Ed è proprio l'esistenza di questo potere che ci ha fatto storcere il naso. Infatti, anche se avessimo una mira infallibile, capiterà spesso di non riuscire a colpire il nemico, anche se stiamo utilizzando un kar98 con mirino telescopico. Questo perché il gioco vuole che voi utilizziate necessariamente l'ultimo potere per essere sicuri che il colpo vada a finire esattamente nel punto in cui stavate mirando. E vi sentirete particolarmente frustrati da questo sistema di mira, sopratutto quando vi renderete conto della IA dei nemici poco sviluppata che riuscirà comunque a farvi fuori solo perche i colpi non andranno a segno.
E come se non bastasse, sarà subito dopo i primi livelli che vi accorgerete del problema piu grande di questo titolo, ovvero l'intero comparto grafico. E' stato riutilizzato lo stesso motore di Quake Wars, un titolo del 2007, per giunta castrato.

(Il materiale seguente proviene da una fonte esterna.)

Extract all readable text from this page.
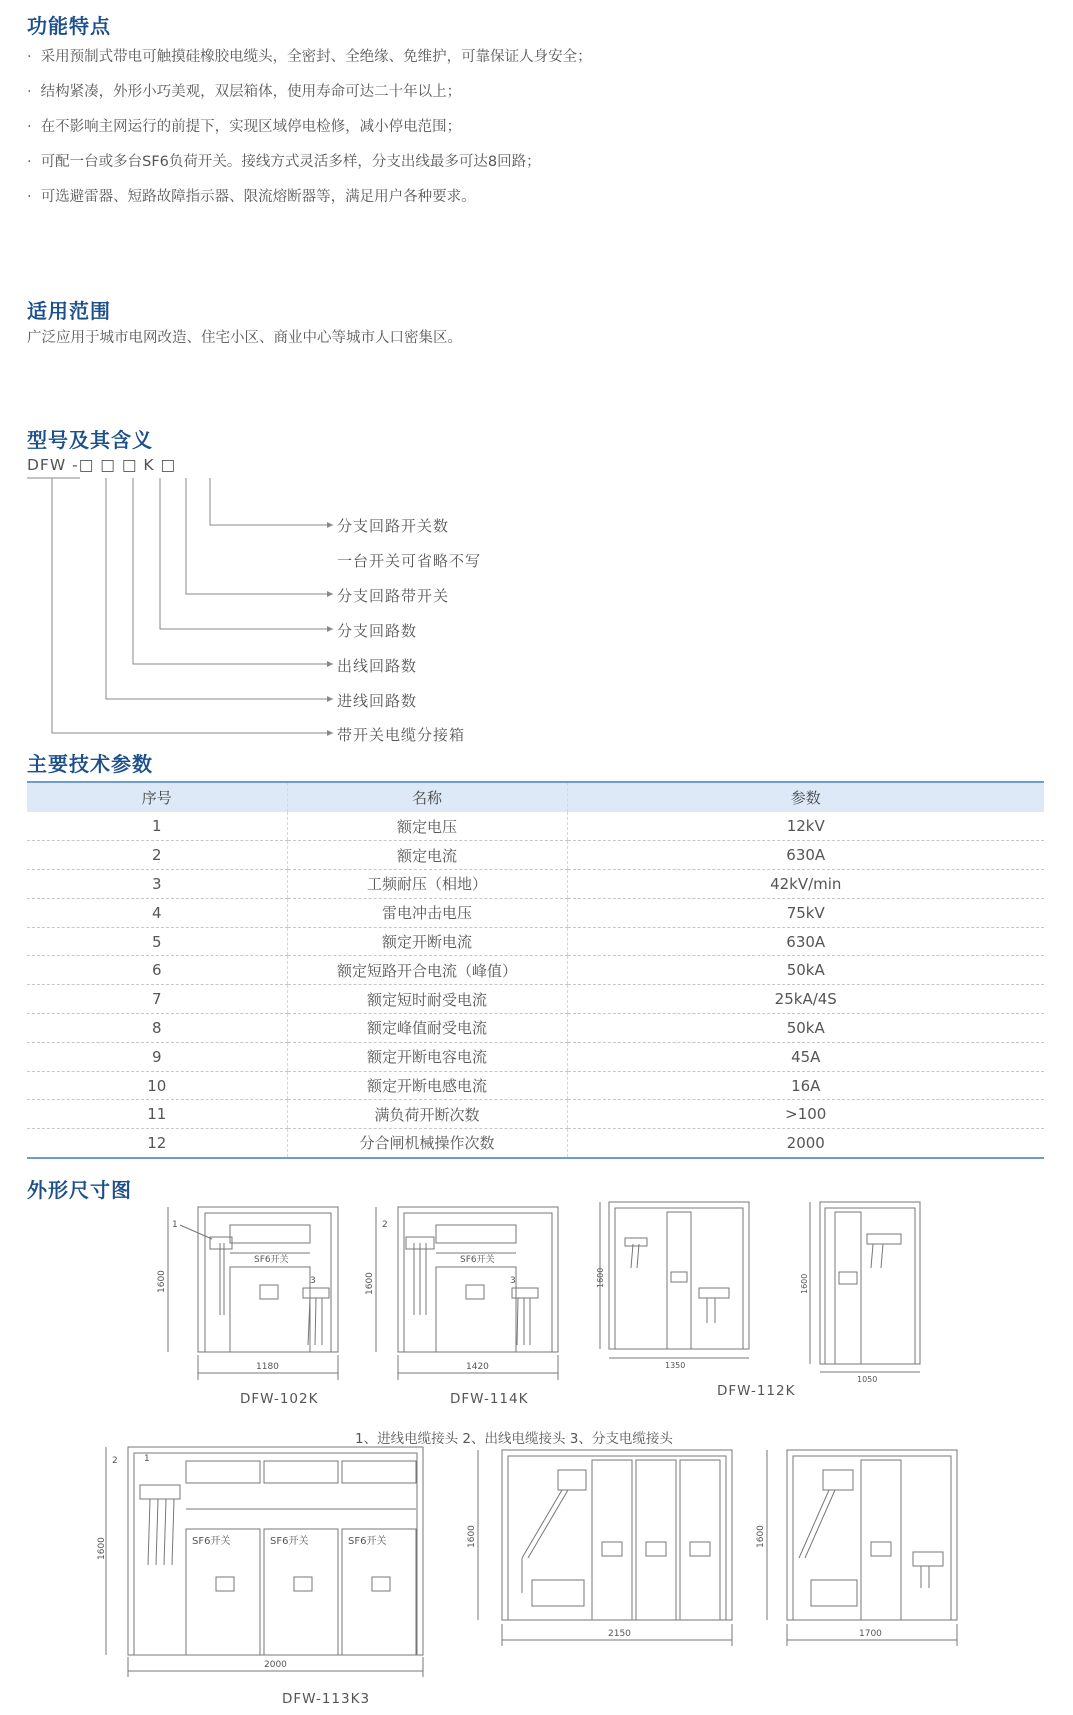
功能特点
· 采用预制式带电可触摸硅橡胶电缆头，全密封、全绝缘、免维护，可靠保证人身安全；
· 结构紧凑，外形小巧美观，双层箱体，使用寿命可达二十年以上；
· 在不影响主网运行的前提下，实现区域停电检修，减小停电范围；
· 可配一台或多台SF6负荷开关。接线方式灵活多样，分支出线最多可达8回路；
· 可选避雷器、短路故障指示器、限流熔断器等，满足用户各种要求。
适用范围
广泛应用于城市电网改造、住宅小区、商业中心等城市人口密集区。
型号及其含义
DFW -□ □ □ K □
分支回路开关数
一台开关可省略不写
分支回路带开关
分支回路数
出线回路数
进线回路数
带开关电缆分接箱
主要技术参数
序号	名称	参数
1	额定电压	12kV
2	额定电流	630A
3	工频耐压（相地）	42kV/min
4	雷电冲击电压	75kV
5	额定开断电流	630A
6	额定短路开合电流（峰值）	50kA
7	额定短时耐受电流	25kA/4S
8	额定峰值耐受电流	50kA
9	额定开断电容电流	45A
10	额定开断电感电流	16A
11	满负荷开断次数	>100
12	分合闸机械操作次数	2000
外形尺寸图
1
3
SF6开关
1600
1180
DFW-102K
2
3
SF6开关
1600
1420
DFW-114K
1600
1350
1600
1050
DFW-112K
1、进线电缆接头 2、出线电缆接头 3、分支电缆接头
2	1
SF6开关	SF6开关	SF6开关
1600
2000
DFW-113K3
1600
2150
1600
1700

Vi ritroverete di fronte a texture a bassa risoluzione, modelli 3D con pochi poligoni, ambienti di gioco decisamente ristretti e pieni di muri invisibili, niente Antialiasing e molto, molto altro. Nel complesso la grafica non è male, ma per un titolo del 2009 vorremmo vedere qualcosa di nettamente superiore.
In conclusione, abbiamo un gioco che, per quanto possa essere divertente, è stato realizzato in modo frettoloso e con poca cura nei dettagli. Sicuramente un titolo di cui ci scorderemo presto.